Saturday, 11 September 2010

Up, up and away! More on the inflation threat.

In a meeting the other day I heard an officer make an observation - in the context of "the cuts" - that went a little like this:

"Oh the cuts won't be as bad as you think. Inflation and a wage freeze will deal with most of the deficit."

Now, dear reader, as you know I've been pointing out this aspect of the deficit reduction strategy for some while - especially the inflation bit. And today the inflation chickens are starting to lay their eggs:

Rising food costs could have the effect of pushing up the consumer prices index (CPI), the official measure of inflation, to 4 per cent – double the Bank of England's 2 per cent target

OK there's been a disatrous harvest in Russia this year and some other factors (doubtless all the fault of global warming or something) have affected prodution across Europe - mostly the bad winter. But the truth is that inflation remains stubbornly above the government's target figure and, for many people, the real inflation rate is far higher. This is especially true for those who spend less on consumer electronics and other high end manufactures - the poor in other words.

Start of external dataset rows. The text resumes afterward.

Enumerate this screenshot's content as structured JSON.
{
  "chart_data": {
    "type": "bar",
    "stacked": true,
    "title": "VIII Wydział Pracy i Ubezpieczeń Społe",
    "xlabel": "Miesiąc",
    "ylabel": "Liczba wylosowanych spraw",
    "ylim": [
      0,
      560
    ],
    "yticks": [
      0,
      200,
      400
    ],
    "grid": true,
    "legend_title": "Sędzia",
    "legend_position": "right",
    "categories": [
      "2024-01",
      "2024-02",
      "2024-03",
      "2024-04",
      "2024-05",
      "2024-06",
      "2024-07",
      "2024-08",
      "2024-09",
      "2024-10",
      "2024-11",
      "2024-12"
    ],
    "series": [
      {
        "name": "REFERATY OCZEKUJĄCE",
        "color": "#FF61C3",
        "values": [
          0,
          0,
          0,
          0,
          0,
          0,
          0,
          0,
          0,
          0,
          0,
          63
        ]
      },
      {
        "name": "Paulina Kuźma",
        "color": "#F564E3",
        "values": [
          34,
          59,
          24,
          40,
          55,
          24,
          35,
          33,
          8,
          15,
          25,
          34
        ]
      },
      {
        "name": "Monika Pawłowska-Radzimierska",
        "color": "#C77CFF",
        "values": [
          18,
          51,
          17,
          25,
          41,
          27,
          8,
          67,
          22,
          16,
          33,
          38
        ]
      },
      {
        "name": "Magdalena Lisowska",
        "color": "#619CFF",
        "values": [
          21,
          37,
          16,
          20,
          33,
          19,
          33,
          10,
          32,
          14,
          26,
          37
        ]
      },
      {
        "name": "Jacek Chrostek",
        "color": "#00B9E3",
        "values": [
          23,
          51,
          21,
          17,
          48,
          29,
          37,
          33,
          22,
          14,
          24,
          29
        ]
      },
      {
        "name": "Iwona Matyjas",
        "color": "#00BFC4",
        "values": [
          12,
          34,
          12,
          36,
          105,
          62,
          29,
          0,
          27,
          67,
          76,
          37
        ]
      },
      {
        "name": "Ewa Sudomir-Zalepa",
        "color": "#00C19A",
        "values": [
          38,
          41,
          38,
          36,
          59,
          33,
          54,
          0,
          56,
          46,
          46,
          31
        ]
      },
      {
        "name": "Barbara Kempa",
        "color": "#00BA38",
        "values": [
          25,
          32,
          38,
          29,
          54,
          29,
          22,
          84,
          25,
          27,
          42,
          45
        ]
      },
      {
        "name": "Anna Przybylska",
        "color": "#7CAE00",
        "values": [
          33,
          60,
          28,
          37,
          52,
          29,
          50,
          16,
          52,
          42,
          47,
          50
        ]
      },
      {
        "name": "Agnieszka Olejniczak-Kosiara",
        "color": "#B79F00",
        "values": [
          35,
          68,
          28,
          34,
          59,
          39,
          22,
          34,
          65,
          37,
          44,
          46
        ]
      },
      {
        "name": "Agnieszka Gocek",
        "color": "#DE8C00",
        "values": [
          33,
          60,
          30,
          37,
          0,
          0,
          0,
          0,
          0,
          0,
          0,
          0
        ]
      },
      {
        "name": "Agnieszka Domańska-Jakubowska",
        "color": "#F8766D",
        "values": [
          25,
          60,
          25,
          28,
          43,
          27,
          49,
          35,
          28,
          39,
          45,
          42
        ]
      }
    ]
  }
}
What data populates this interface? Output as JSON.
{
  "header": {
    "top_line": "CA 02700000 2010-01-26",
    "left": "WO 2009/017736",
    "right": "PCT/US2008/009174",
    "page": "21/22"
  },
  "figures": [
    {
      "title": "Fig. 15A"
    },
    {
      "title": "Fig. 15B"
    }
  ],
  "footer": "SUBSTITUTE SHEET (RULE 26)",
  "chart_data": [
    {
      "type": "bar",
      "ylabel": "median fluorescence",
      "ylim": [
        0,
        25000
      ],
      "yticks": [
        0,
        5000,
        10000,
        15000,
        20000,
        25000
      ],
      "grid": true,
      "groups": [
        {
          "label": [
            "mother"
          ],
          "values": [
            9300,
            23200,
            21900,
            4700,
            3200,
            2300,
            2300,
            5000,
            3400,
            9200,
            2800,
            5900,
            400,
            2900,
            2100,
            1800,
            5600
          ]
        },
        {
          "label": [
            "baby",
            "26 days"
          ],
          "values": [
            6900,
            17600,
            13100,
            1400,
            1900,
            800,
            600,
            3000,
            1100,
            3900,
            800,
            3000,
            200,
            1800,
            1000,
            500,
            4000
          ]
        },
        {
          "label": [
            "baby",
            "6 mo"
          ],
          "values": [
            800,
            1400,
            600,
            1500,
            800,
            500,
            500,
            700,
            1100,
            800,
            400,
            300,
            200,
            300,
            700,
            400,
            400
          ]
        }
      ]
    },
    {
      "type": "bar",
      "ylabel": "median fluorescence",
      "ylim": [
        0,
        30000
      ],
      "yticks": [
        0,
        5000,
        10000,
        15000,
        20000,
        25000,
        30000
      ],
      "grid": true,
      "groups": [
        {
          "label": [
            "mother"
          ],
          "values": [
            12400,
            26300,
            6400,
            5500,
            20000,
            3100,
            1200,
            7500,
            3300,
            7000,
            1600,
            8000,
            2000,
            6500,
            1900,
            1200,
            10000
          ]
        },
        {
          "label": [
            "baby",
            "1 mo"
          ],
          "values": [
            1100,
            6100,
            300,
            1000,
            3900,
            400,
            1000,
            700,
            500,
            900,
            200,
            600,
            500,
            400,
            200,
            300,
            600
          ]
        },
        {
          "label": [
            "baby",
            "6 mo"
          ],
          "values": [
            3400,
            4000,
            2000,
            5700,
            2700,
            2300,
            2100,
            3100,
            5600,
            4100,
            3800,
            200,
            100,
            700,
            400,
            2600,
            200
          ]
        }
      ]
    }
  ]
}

As Martin Vander Weyer observed a few weeks ago:

The painful truth is that the price of just about everything under the heading of middle-class discretionary spending — as well as many daily necessities — is rising at well in excess of the official Retail Price Index inflation figure of 5 per cent, not to mention Gordon Brown’s famously fudged Consumer Prices Index, which comes out lower (at 3.2 per cent) because it omits vital elements of housing costs.

All this means that we will - collectively - be poorer as earnings lag behind real inflation. And that is the real strategy - we are making everyone's savings smaller to reduce the debt the Government has run up. And in doing this we risk inflation rising too fast and doing enormous damage to our fragile economy. And some idiots are still saying we should print more money?